Monday, April 23, 2012

A Hero Named Holden

Another guest blogger, Enjoy

The word “cancer” sends chills of fear down the spines of just about anyone – but it might be most terrifying for a parent who hears the diagnosis for his or her child.

That was the case for the Harless family. An MRI at the Riley Hospital for Children at IU Health revealed their worst fears: the source of the back pain that their two-year-old son, Holden, had been complaining of was a spine tumor, not constipation as one doctor wrongfully diagnosed it.

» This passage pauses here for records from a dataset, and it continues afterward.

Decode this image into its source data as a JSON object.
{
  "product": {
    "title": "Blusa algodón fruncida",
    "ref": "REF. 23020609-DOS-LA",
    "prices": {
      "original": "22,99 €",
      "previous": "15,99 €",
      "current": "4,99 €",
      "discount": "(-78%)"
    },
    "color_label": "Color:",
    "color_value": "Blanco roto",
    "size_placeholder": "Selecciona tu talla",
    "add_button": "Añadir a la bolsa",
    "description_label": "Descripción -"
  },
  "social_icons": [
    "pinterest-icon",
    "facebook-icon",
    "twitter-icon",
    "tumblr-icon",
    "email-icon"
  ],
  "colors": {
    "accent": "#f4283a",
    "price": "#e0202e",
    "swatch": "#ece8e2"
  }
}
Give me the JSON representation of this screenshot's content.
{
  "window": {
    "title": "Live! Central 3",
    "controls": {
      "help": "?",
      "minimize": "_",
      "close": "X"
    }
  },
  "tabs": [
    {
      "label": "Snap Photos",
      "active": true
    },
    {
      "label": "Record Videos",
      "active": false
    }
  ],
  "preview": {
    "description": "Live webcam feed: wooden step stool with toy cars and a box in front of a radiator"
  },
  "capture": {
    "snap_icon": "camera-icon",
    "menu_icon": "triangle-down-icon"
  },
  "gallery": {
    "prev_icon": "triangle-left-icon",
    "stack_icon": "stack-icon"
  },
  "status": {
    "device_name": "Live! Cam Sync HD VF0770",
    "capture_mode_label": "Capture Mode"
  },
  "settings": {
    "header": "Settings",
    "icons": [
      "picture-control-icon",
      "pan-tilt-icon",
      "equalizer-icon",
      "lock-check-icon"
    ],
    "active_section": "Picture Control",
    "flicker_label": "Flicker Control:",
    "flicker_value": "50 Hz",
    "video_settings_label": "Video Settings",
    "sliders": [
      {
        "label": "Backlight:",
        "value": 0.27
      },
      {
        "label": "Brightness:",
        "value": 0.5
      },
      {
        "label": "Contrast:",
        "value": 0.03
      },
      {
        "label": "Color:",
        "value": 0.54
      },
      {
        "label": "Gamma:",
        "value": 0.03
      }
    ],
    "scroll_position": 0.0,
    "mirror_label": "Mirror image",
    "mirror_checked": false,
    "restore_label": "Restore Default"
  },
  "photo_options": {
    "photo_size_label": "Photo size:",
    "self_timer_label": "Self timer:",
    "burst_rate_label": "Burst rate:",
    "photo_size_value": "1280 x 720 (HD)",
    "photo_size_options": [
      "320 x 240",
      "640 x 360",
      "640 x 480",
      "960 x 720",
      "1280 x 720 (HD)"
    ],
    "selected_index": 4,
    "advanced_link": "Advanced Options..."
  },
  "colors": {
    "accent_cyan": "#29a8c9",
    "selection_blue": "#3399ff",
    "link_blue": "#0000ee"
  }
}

But today, Holden runs around the family farm with the energetic abandon of a healthy eight-year-old.  He’s a heroic survivor and an example of the many triumphs being celebrated at the Riley Hospital for Children Cancer Center, the only such facility in Indiana and a recognized national leader in clinical care and research in cancers that affect children.

According to the National Cancer Institute (NCI), fewer than two American children out of every 10,000 under age 15 develop cancer. While relatively rare for children, cancer is still the second leading cause of death for Americans 1 to 14 years of age, after accidents. The American Cancer Society reports that in 2007, about 10,400 American children under age 15 were diagnosed with cancer and that about 1,545 children die from the disease each year.

Cancers of the central nervous system (CNS)—the brain, brain stem and spinal cord—are the second most frequent malignancy affecting children, and are more common in those under 7, like Holden. And the prognosis for children diagnosed with CNS cancer is less favorable than for other forms of childhood cancer, such as acute lymphoblastic leukemia.

Understandably, “terrifying” is the word Holden’s mother uses to describe the moment she heard his diagnosis. Even more frightening was the choice she faced: allow Holden to undergo surgery, or expect that in six months, without surgery, her son could be paralyzed and never walk again.

That the Harless family encountered such a grim prospect is unbelievable. That is, it’s unbelievable when you see Holden today, brimming with energy and the picture of health. That’s because the Harless family chose surgery, after discussing the options at Riley with pediatric neurosurgeon Jodi Smith, M.D.

Survival rates of children with cancer are on the upswing, according to a study by the Centers for Disease Control and Prevention. Childhood leukemia death rates fell by 3% a year, from 1990 to 2004, the study found, compared to 1% a year for childhood brain and other nervous system cancers. The CDC says improved treatment of childhood cancers is the likely reason for this.

All Mrs. Harless knows, and is thankful for, is that after Holden's surgery, “Dr. Jodi said Holden had done great and that it went better than she could have hoped for. All the doctors were great there. The physical therapists, the neurosurgeons, everyone was phenomenal. I can't thank Riley enough for what they did for Holden. They gave us our family and basically his life."

About the Author:  Jon Dawson is an attorney and professional writer in Indianapolis. He has first-hand experience with pediatric cancer as he lost his sister to the disease. Jon writes on behalf of IUHealth and also contributes to several blogs including

1 comment:

  1. This is my son that you are writing about. We just happened to stumble across this article looking for his name on the web because he just did a thing with the Colts and Andrew Luck! It is strange to read these words and look at it like this. We are truly lucky and are blessed that he is healthy for the most part. I think about the parents that their kids suffer with cancer and treatments on a daily basis and don't know how they do it. We are blessed thus far, as Holden has never had to go through the Chemo or radiation you hear about. Thanks for your words and article!